What to Watch After 'Mr. Nobody Against Putin'
Director David Borenstein said it best at the 2026 Academy Awards: Mr. Nobody Against Putin is about "how you lose your country" through countless small acts of complicity rather than any single dramatic rupture.
These other documentaries approach that theme from every angle: propaganda as art form, the camera as an act of resistance, justice sought through film, and the quiet heroism of ordinary people caring for others in impossible circumstances.
From Leni Riefenstahl's chilling blueprint for state spectacle to a Palestinian farmer filming his own dispossession, from a Tunisian mother's fractured family to a French village schoolroom, they ask how images shape what we believe, who we become, and what we owe each other.

Riefenstahl (2024)
Leni Riefenstahl was Nazi Germany's preeminent filmmaker and one of its key propagandists. Yet from the end of WWII until her death, she denied her close ties with Hitler and claimed ignorance of the Holocaust. This chilling new documentary draws on never-before-seen documents from Riefenstahl's estate, uncovering fragments of her biography and placing them in an extended historical context.

5 Broken Cameras (2011)
An extraordinary work of cinematic and political activism, this Academy Award-nominated film is a firsthand account of nonviolent resistance in a West Bank village threatened by Israeli settlements.
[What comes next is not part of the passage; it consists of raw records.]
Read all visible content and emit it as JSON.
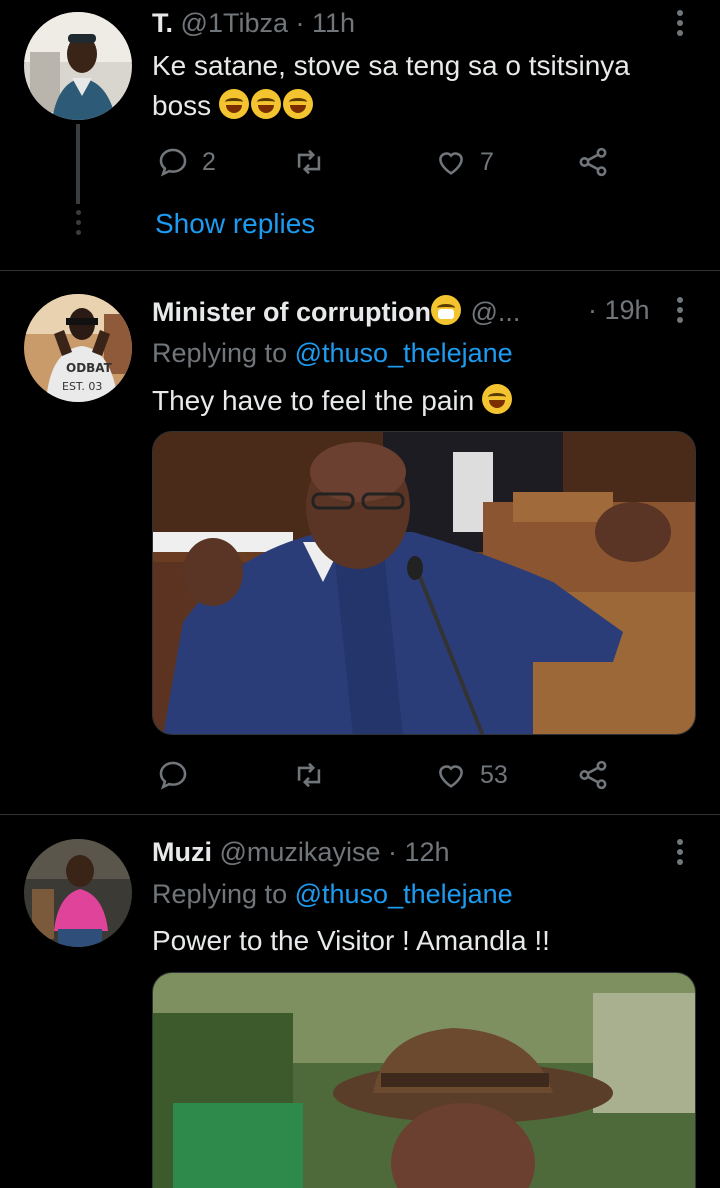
{
  "tweets": [
    {
      "name": "T.",
      "handle": "@1Tibza",
      "time": "· 11h",
      "text": "Ke satane, stove sa teng sa o tsitsinya boss",
      "emojis": 3,
      "replies": "2",
      "retweets": "",
      "likes": "7",
      "show_replies": "Show replies"
    },
    {
      "name": "Minister of corruption",
      "handle": "@...",
      "time": "· 19h",
      "replying_prefix": "Replying to",
      "replying_to": "@thuso_thelejane",
      "text": "They have to feel the pain",
      "replies": "",
      "retweets": "",
      "likes": "53",
      "avatar_shirt_text": "ODBAT Original EST. 03"
    },
    {
      "name": "Muzi",
      "handle": "@muzikayise",
      "time": "· 12h",
      "replying_prefix": "Replying to",
      "replying_to": "@thuso_thelejane",
      "text": "Power to the Visitor ! Amandla !!"
    }
  ],
  "colors": {
    "background": "#000000",
    "text": "#e7e9ea",
    "muted": "#71767b",
    "link": "#1d9bf0",
    "divider": "#2f3336"
  },
  "icons": [
    "reply-icon",
    "retweet-icon",
    "like-icon",
    "share-icon",
    "more-icon"
  ]
}
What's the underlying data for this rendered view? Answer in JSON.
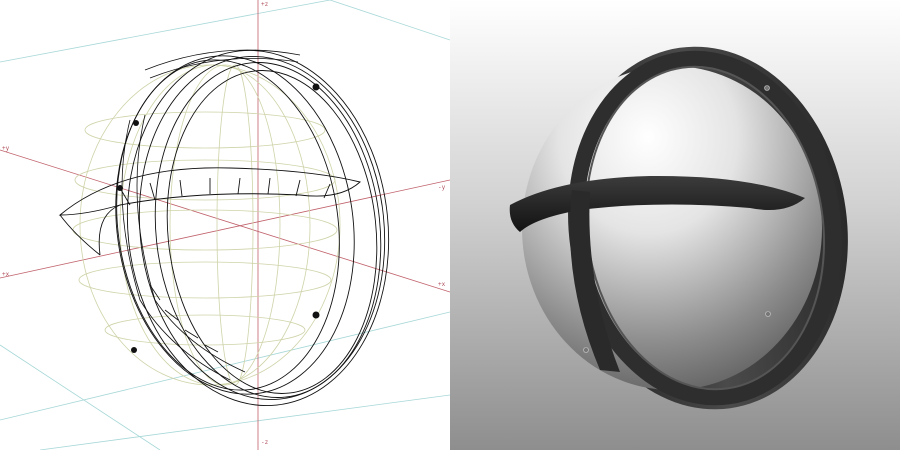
{
  "wireframe_view": {
    "axis_labels": {
      "z_top": "+z",
      "z_bottom": "-z",
      "y_left": "+y",
      "y_right": "-y",
      "x_left": "+x",
      "x_right": "+x"
    },
    "colors": {
      "axis": "#c0606a",
      "grid": "#a7d7d7",
      "sphere_wire": "#cfd3a8",
      "frame_wire": "#111111"
    }
  },
  "render_view": {
    "colors": {
      "background_top": "#ffffff",
      "background_bottom": "#8e8e8e",
      "frame": "#3a3a3a",
      "dome_highlight": "#ffffff",
      "dome_shadow": "#6a6a6a"
    }
  }
}
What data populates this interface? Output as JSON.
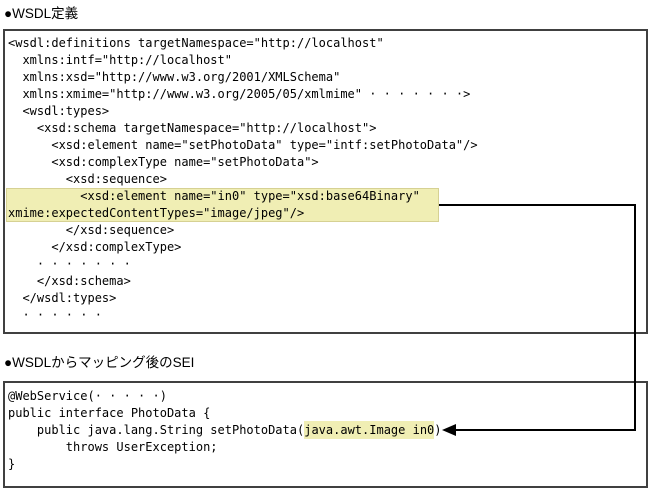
{
  "headings": {
    "wsdl": "●WSDL定義",
    "sei": "●WSDLからマッピング後のSEI"
  },
  "wsdl_box": {
    "lines": [
      "<wsdl:definitions targetNamespace=\"http://localhost\"",
      "  xmlns:intf=\"http://localhost\"",
      "  xmlns:xsd=\"http://www.w3.org/2001/XMLSchema\"",
      "  xmlns:xmime=\"http://www.w3.org/2005/05/xmlmime\" · · · · · · ·>",
      "  <wsdl:types>",
      "    <xsd:schema targetNamespace=\"http://localhost\">",
      "      <xsd:element name=\"setPhotoData\" type=\"intf:setPhotoData\"/>",
      "      <xsd:complexType name=\"setPhotoData\">",
      "        <xsd:sequence>",
      "          <xsd:element name=\"in0\" type=\"xsd:base64Binary\"",
      "xmime:expectedContentTypes=\"image/jpeg\"/>",
      "        </xsd:sequence>",
      "      </xsd:complexType>",
      "    · · · · · · ·",
      "    </xsd:schema>",
      "  </wsdl:types>",
      "  · · · · · ·"
    ]
  },
  "sei_box": {
    "line_webservice": "@WebService(· · · · ·)",
    "line_interface": "public interface PhotoData {",
    "sig_prefix": "    public java.lang.String setPhotoData(",
    "sig_highlight": "java.awt.Image in0",
    "sig_suffix": ")",
    "line_throws": "        throws UserException;",
    "line_close": "}"
  },
  "colors": {
    "highlight_fill": "#f0eeb4",
    "highlight_edge": "#d6d193",
    "box_border": "#404040",
    "connector": "#000000"
  }
}
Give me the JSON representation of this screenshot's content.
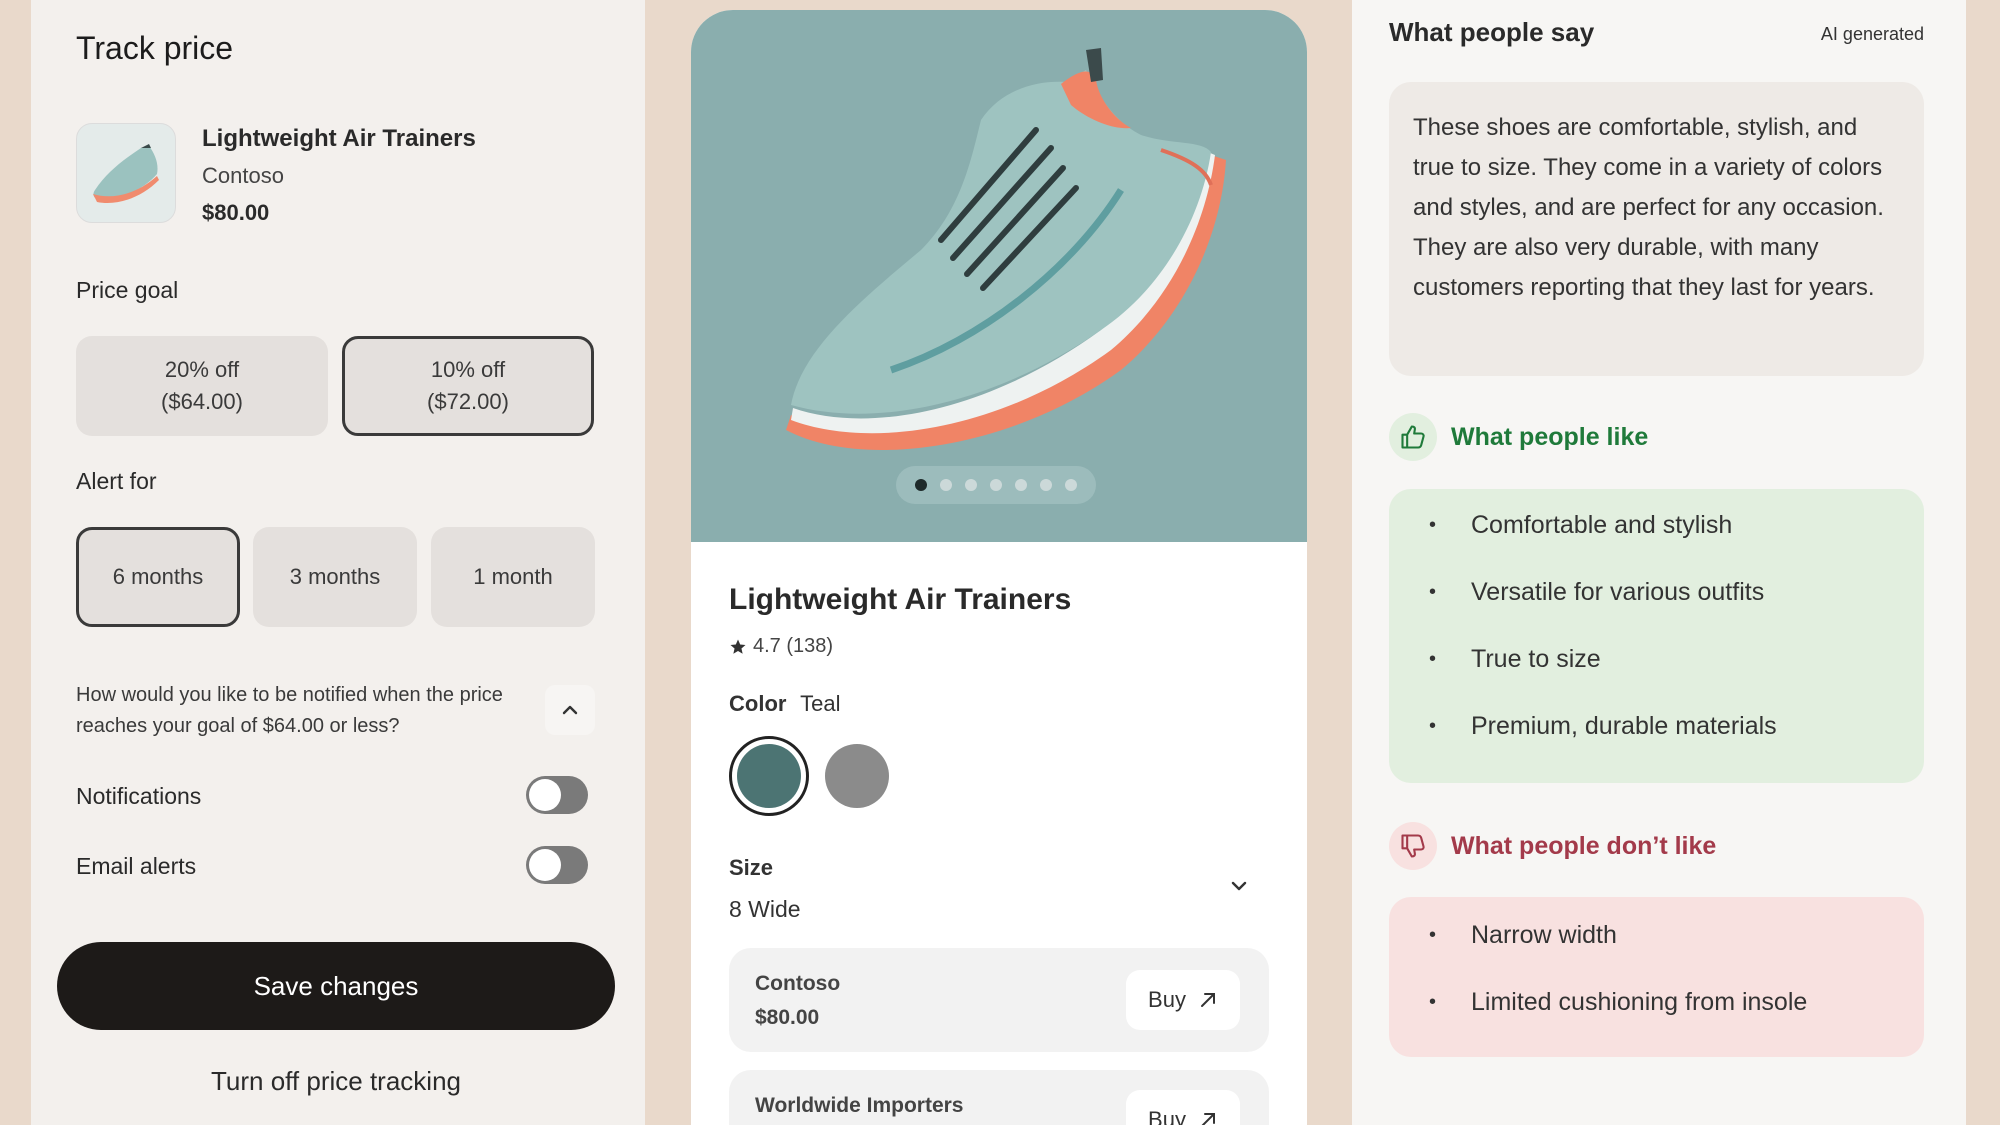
{
  "track_price": {
    "title": "Track price",
    "product": {
      "name": "Lightweight Air Trainers",
      "brand": "Contoso",
      "price": "$80.00"
    },
    "price_goal": {
      "label": "Price goal",
      "options": [
        {
          "line1": "20% off",
          "line2": "($64.00)"
        },
        {
          "line1": "10% off",
          "line2": "($72.00)"
        }
      ]
    },
    "alert_for": {
      "label": "Alert for",
      "options": [
        "6 months",
        "3 months",
        "1 month"
      ]
    },
    "notify_question": "How would you like to be notified when the price reaches your goal of $64.00 or less?",
    "notifications_label": "Notifications",
    "notifications_on": false,
    "email_alerts_label": "Email alerts",
    "email_alerts_on": false,
    "save_label": "Save changes",
    "turn_off_label": "Turn off price tracking"
  },
  "product_detail": {
    "name": "Lightweight Air Trainers",
    "rating": "4.7 (138)",
    "color_label": "Color",
    "color_value": "Teal",
    "swatches": [
      "#4c7473",
      "#8b8b8b"
    ],
    "size_label": "Size",
    "size_value": "8 Wide",
    "carousel_total": 7,
    "carousel_active": 1,
    "sellers": [
      {
        "name": "Contoso",
        "price": "$80.00",
        "buy": "Buy"
      },
      {
        "name": "Worldwide Importers",
        "price": "",
        "buy": "Buy"
      }
    ]
  },
  "reviews": {
    "title": "What people say",
    "ai_tag": "AI generated",
    "summary": "These shoes are comfortable, stylish, and true to size. They come in a variety of colors and styles, and are perfect for any occasion. They are also very durable, with many customers reporting that they last for years.",
    "likes_title": "What people like",
    "likes": [
      "Comfortable and stylish",
      "Versatile for various outfits",
      "True to size",
      "Premium, durable materials"
    ],
    "dislikes_title": "What people don’t like",
    "dislikes": [
      "Narrow width",
      "Limited cushioning from insole"
    ]
  },
  "colors": {
    "like_green": "#1f7a3a",
    "dislike_red": "#a33a4a",
    "hero_teal": "#8aaeae"
  }
}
Structured around the destruction of a succession of self-taught Palestinian cameraman Emad Burnat's video cameras, “5 Broken Cameras” follows one family's evolution over five years of village turmoil.

Four Daughters (2023)
Winner of the Best Documentary prize at Cannes and the Gotham Awards, this riveting documentary by Oscar-nominated filmmaker Kaouther Ben Hania uses an audacious formal conceit to tell the story of Olfa Hamrouni and her four daughters. Attempting to answer the question of how and why the Tunisian woman’s two eldest were radicalized, Ben Hania reveals a complex family history.

Filmmakers for the Prosecution (2022)
"Filmmakers for the Prosecution" retraces the hunt by brothers Budd and Stuart Schulberg for film evidence that would be used to convict the Nazis at the Nuremberg Trial. Seventy-five years later, Jean-Christophe Klotz uncovers never-before-seen footage and interviews key figures to unravel why the resulting film about the trial was intentionally buried by the U.S. government.

To Be and To Have (2002)
The one-room schoolhouse, where one teacher instructs several grades at once, is generally regarded as a quaint thing of the past. However, Nicolas Philibert offers an in-depth look at a small school in rural France where one remarkable man has been doing the job of a small teaching staff for 20 years, and has taught several generations of bright and capable children along the way.

Put Your Soul on Your Hand and Walk (2025)
This intimate, first-hand perspective on life under siege in Gaza is told through video calls between director Sepideh Farsi and 25-year-old Palestinian photojournalist Fatma Hassona, whose generation is trapped in an endless cycle of war, starvation, and resistance. Combining raw immediacy with deep humanity, this essential document now stands as a heartfelt memorial and final testament.